Welty, who would win the 1973 Pulitzer Prize for her novel The Optimist’s Daughter, often discussed her work in progress with Robinson. She also critiqued his work and urged him to submit it to magazines. In October 1951, she wrote, “I’ve had so much pleasure writing this summer on this long thing. I groan to everybody and say I’m tired, but the truth is I only want to get back to it.” Later, she notes, “It’s so dry, I’ve been watering camellias all morning, while trying to work out whether I’m going to have to kill my heroine or not. I don’t think so—in the languors of noon and wet grass.”

In an undated letter, she writes, “It was grand to have Robert Penn Warren here. He is a darling man, I fell for him hook line & sinker, but he could stay less than 24 hours, flew down and back from Yale. A wonderful tale teller.”

In another missive, Welty paints an unforgettable picture of herself at work, courtesy of her niece: “Mary Alice Welty, 4, has just catechized me, ‘WHY do you type in blue jeans and a pretty pink bed jacket and why don’t you paint your fingernails red and if you have 2 suitcases why don’t you go somewhere, Chicago.’”

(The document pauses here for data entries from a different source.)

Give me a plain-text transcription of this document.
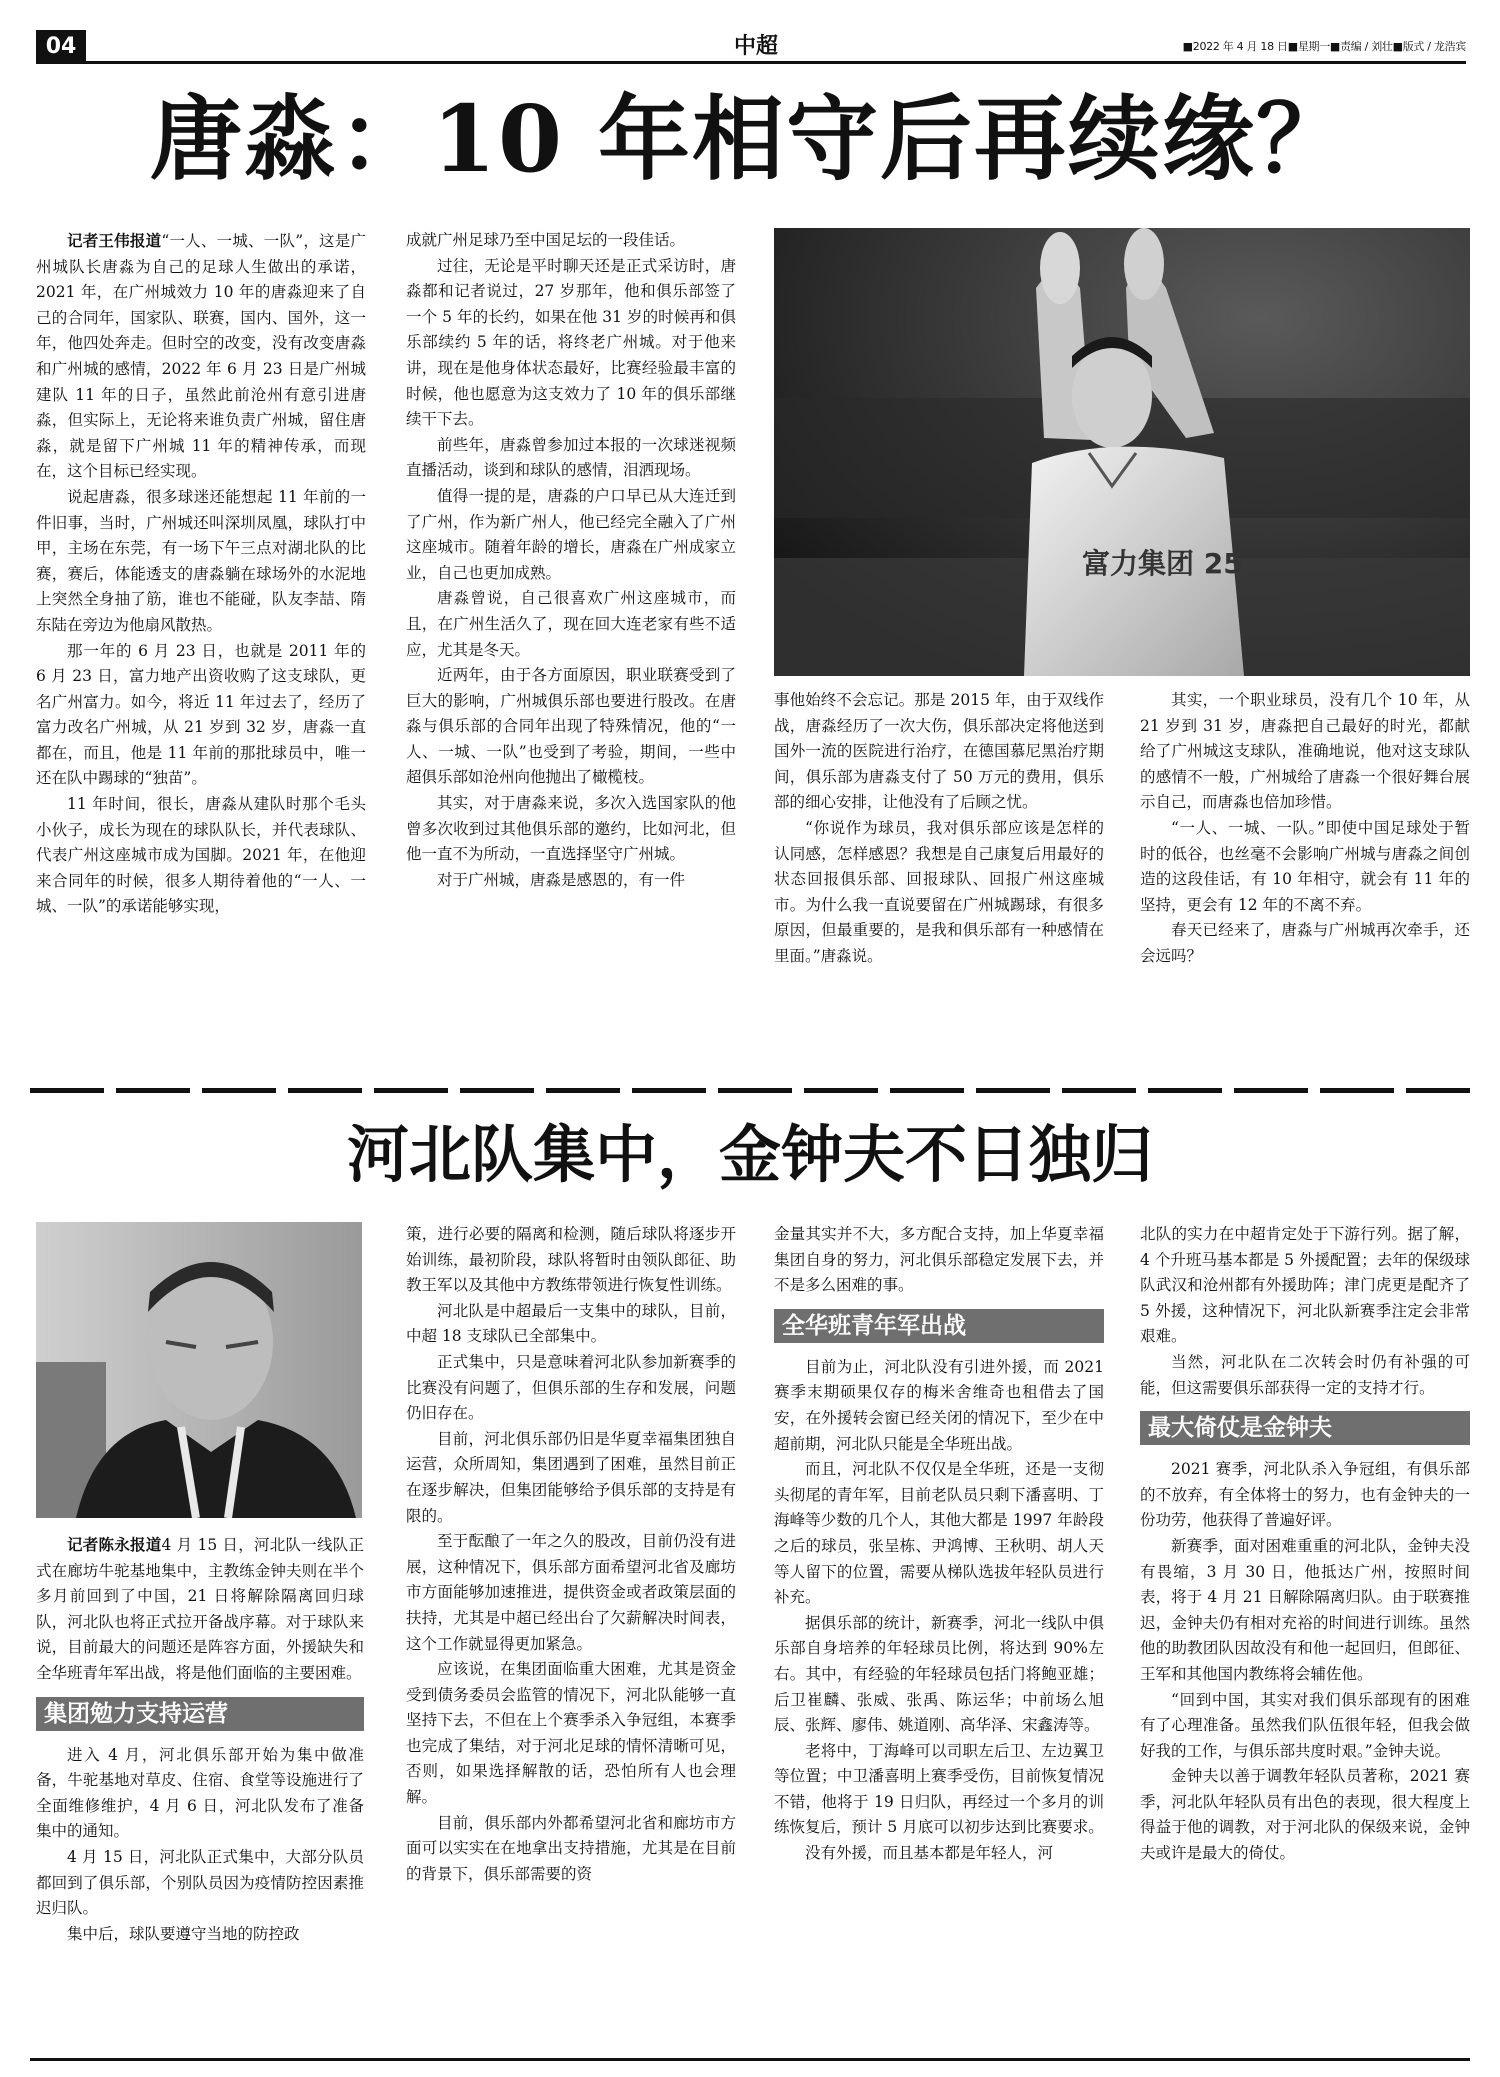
04	中超	■2022 年 4 月 18 日■星期一■责编 / 刘壮■版式 / 龙浩宾
唐淼：10 年相守后再续缘？

记者王伟报道“一人、一城、一队”，这是广州城队长唐淼为自己的足球人生做出的承诺，2021 年，在广州城效力 10 年的唐淼迎来了自己的合同年，国家队、联赛，国内、国外，这一年，他四处奔走。但时空的改变，没有改变唐淼和广州城的感情，2022 年 6 月 23 日是广州城建队 11 年的日子，虽然此前沧州有意引进唐淼，但实际上，无论将来谁负责广州城，留住唐淼，就是留下广州城 11 年的精神传承，而现在，这个目标已经实现。

说起唐淼，很多球迷还能想起 11 年前的一件旧事，当时，广州城还叫深圳凤凰，球队打中甲，主场在东莞，有一场下午三点对湖北队的比赛，赛后，体能透支的唐淼躺在球场外的水泥地上突然全身抽了筋，谁也不能碰，队友李喆、隋东陆在旁边为他扇风散热。

那一年的 6 月 23 日，也就是 2011 年的 6 月 23 日，富力地产出资收购了这支球队，更名广州富力。如今，将近 11 年过去了，经历了富力改名广州城，从 21 岁到 32 岁，唐淼一直都在，而且，他是 11 年前的那批球员中，唯一还在队中踢球的“独苗”。

11 年时间，很长，唐淼从建队时那个毛头小伙子，成长为现在的球队队长，并代表球队、代表广州这座城市成为国脚。2021 年，在他迎来合同年的时候，很多人期待着他的“一人、一城、一队”的承诺能够实现，

成就广州足球乃至中国足坛的一段佳话。

过往，无论是平时聊天还是正式采访时，唐淼都和记者说过，27 岁那年，他和俱乐部签了一个 5 年的长约，如果在他 31 岁的时候再和俱乐部续约 5 年的话，将终老广州城。对于他来讲，现在是他身体状态最好，比赛经验最丰富的时候，他也愿意为这支效力了 10 年的俱乐部继续干下去。

前些年，唐淼曾参加过本报的一次球迷视频直播活动，谈到和球队的感情，泪洒现场。

值得一提的是，唐淼的户口早已从大连迁到了广州，作为新广州人，他已经完全融入了广州这座城市。随着年龄的增长，唐淼在广州成家立业，自己也更加成熟。

唐淼曾说，自己很喜欢广州这座城市，而且，在广州生活久了，现在回大连老家有些不适应，尤其是冬天。

近两年，由于各方面原因，职业联赛受到了巨大的影响，广州城俱乐部也要进行股改。在唐淼与俱乐部的合同年出现了特殊情况，他的“一人、一城、一队”也受到了考验，期间，一些中超俱乐部如沧州向他抛出了橄榄枝。

其实，对于唐淼来说，多次入选国家队的他曾多次收到过其他俱乐部的邀约，比如河北，但他一直不为所动，一直选择坚守广州城。

对于广州城，唐淼是感恩的，有一件

富力集团 25

事他始终不会忘记。那是 2015 年，由于双线作战，唐淼经历了一次大伤，俱乐部决定将他送到国外一流的医院进行治疗，在德国慕尼黑治疗期间，俱乐部为唐淼支付了 50 万元的费用，俱乐部的细心安排，让他没有了后顾之忧。

“你说作为球员，我对俱乐部应该是怎样的认同感，怎样感恩？我想是自己康复后用最好的状态回报俱乐部、回报球队、回报广州这座城市。为什么我一直说要留在广州城踢球，有很多原因，但最重要的，是我和俱乐部有一种感情在里面。”唐淼说。

其实，一个职业球员，没有几个 10 年，从 21 岁到 31 岁，唐淼把自己最好的时光，都献给了广州城这支球队，准确地说，他对这支球队的感情不一般，广州城给了唐淼一个很好舞台展示自己，而唐淼也倍加珍惜。

“一人、一城、一队。”即使中国足球处于暂时的低谷，也丝毫不会影响广州城与唐淼之间创造的这段佳话，有 10 年相守，就会有 11 年的坚持，更会有 12 年的不离不弃。

春天已经来了，唐淼与广州城再次牵手，还会远吗？

河北队集中，金钟夫不日独归

记者陈永报道4 月 15 日，河北队一线队正式在廊坊牛驼基地集中，主教练金钟夫则在半个多月前回到了中国，21 日将解除隔离回归球队，河北队也将正式拉开备战序幕。对于球队来说，目前最大的问题还是阵容方面，外援缺失和全华班青年军出战，将是他们面临的主要困难。

集团勉力支持运营

进入 4 月，河北俱乐部开始为集中做准备，牛驼基地对草皮、住宿、食堂等设施进行了全面维修维护，4 月 6 日，河北队发布了准备集中的通知。

4 月 15 日，河北队正式集中，大部分队员都回到了俱乐部，个别队员因为疫情防控因素推迟归队。

集中后，球队要遵守当地的防控政

策，进行必要的隔离和检测，随后球队将逐步开始训练，最初阶段，球队将暂时由领队郎征、助教王军以及其他中方教练带领进行恢复性训练。

河北队是中超最后一支集中的球队，目前，中超 18 支球队已全部集中。

正式集中，只是意味着河北队参加新赛季的比赛没有问题了，但俱乐部的生存和发展，问题仍旧存在。

目前，河北俱乐部仍旧是华夏幸福集团独自运营，众所周知，集团遇到了困难，虽然目前正在逐步解决，但集团能够给予俱乐部的支持是有限的。

至于酝酿了一年之久的股改，目前仍没有进展，这种情况下，俱乐部方面希望河北省及廊坊市方面能够加速推进，提供资金或者政策层面的扶持，尤其是中超已经出台了欠薪解决时间表，这个工作就显得更加紧急。

应该说，在集团面临重大困难，尤其是资金受到债务委员会监管的情况下，河北队能够一直坚持下去，不但在上个赛季杀入争冠组，本赛季也完成了集结，对于河北足球的情怀清晰可见，否则，如果选择解散的话，恐怕所有人也会理解。

目前，俱乐部内外都希望河北省和廊坊市方面可以实实在在地拿出支持措施，尤其是在目前的背景下，俱乐部需要的资

金量其实并不大，多方配合支持，加上华夏幸福集团自身的努力，河北俱乐部稳定发展下去，并不是多么困难的事。

全华班青年军出战

目前为止，河北队没有引进外援，而 2021 赛季末期硕果仅存的梅米舍维奇也租借去了国安，在外援转会窗已经关闭的情况下，至少在中超前期，河北队只能是全华班出战。

而且，河北队不仅仅是全华班，还是一支彻头彻尾的青年军，目前老队员只剩下潘喜明、丁海峰等少数的几个人，其他大都是 1997 年龄段之后的球员，张呈栋、尹鸿博、王秋明、胡人天等人留下的位置，需要从梯队选拔年轻队员进行补充。

据俱乐部的统计，新赛季，河北一线队中俱乐部自身培养的年轻球员比例，将达到 90%左右。其中，有经验的年轻球员包括门将鲍亚雄；后卫崔麟、张威、张禹、陈运华；中前场么旭辰、张辉、廖伟、姚道刚、高华泽、宋鑫涛等。

老将中，丁海峰可以司职左后卫、左边翼卫等位置；中卫潘喜明上赛季受伤，目前恢复情况不错，他将于 19 日归队，再经过一个多月的训练恢复后，预计 5 月底可以初步达到比赛要求。

没有外援，而且基本都是年轻人，河

北队的实力在中超肯定处于下游行列。据了解，4 个升班马基本都是 5 外援配置；去年的保级球队武汉和沧州都有外援助阵；津门虎更是配齐了 5 外援，这种情况下，河北队新赛季注定会非常艰难。

当然，河北队在二次转会时仍有补强的可能，但这需要俱乐部获得一定的支持才行。

最大倚仗是金钟夫

2021 赛季，河北队杀入争冠组，有俱乐部的不放弃，有全体将士的努力，也有金钟夫的一份功劳，他获得了普遍好评。

新赛季，面对困难重重的河北队，金钟夫没有畏缩，3 月 30 日，他抵达广州，按照时间表，将于 4 月 21 日解除隔离归队。由于联赛推迟，金钟夫仍有相对充裕的时间进行训练。虽然他的助教团队因故没有和他一起回归，但郎征、王军和其他国内教练将会辅佐他。

“回到中国，其实对我们俱乐部现有的困难有了心理准备。虽然我们队伍很年轻，但我会做好我的工作，与俱乐部共度时艰。”金钟夫说。

金钟夫以善于调教年轻队员著称，2021 赛季，河北队年轻队员有出色的表现，很大程度上得益于他的调教，对于河北队的保级来说，金钟夫或许是最大的倚仗。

When John Robinson died at his house in Riparbella in 1989, his nephew was in Istanbul. Michael Robinson flew to Tuscany. Although he doesn’t speak Italian, he picked out a casket and arranged for his uncle to be buried in the English Cemetery in Florence. “He didn’t want flowers, so I had them put one rose on his casket,” he says.

While Robinson was in Italy, Enzo pointed out a typewriter Welty had left behind on a long-ago visit. “It was heavy, but I brought it back and donated it to the archives in Jackson,” he says. “It was a manual. The hum of the electric one bothered her, but she later got used to it.”

Among his treasured possessions are first editions of Welty’s books, inscribed to both him and his uncle. He also has two sculptures of the author, one a ceramic piece he commissioned from Mississippi artist Susan Clark, the other a signed and numbered bronze depicting Welty clad in a long overcoat. “Only one hundred of these were produced,” he says. “Mine is number eight.”

Perhaps his fondest possession is the family resemblance to his much-loved uncle. “The older I get, the more I look like him,” says Robinson.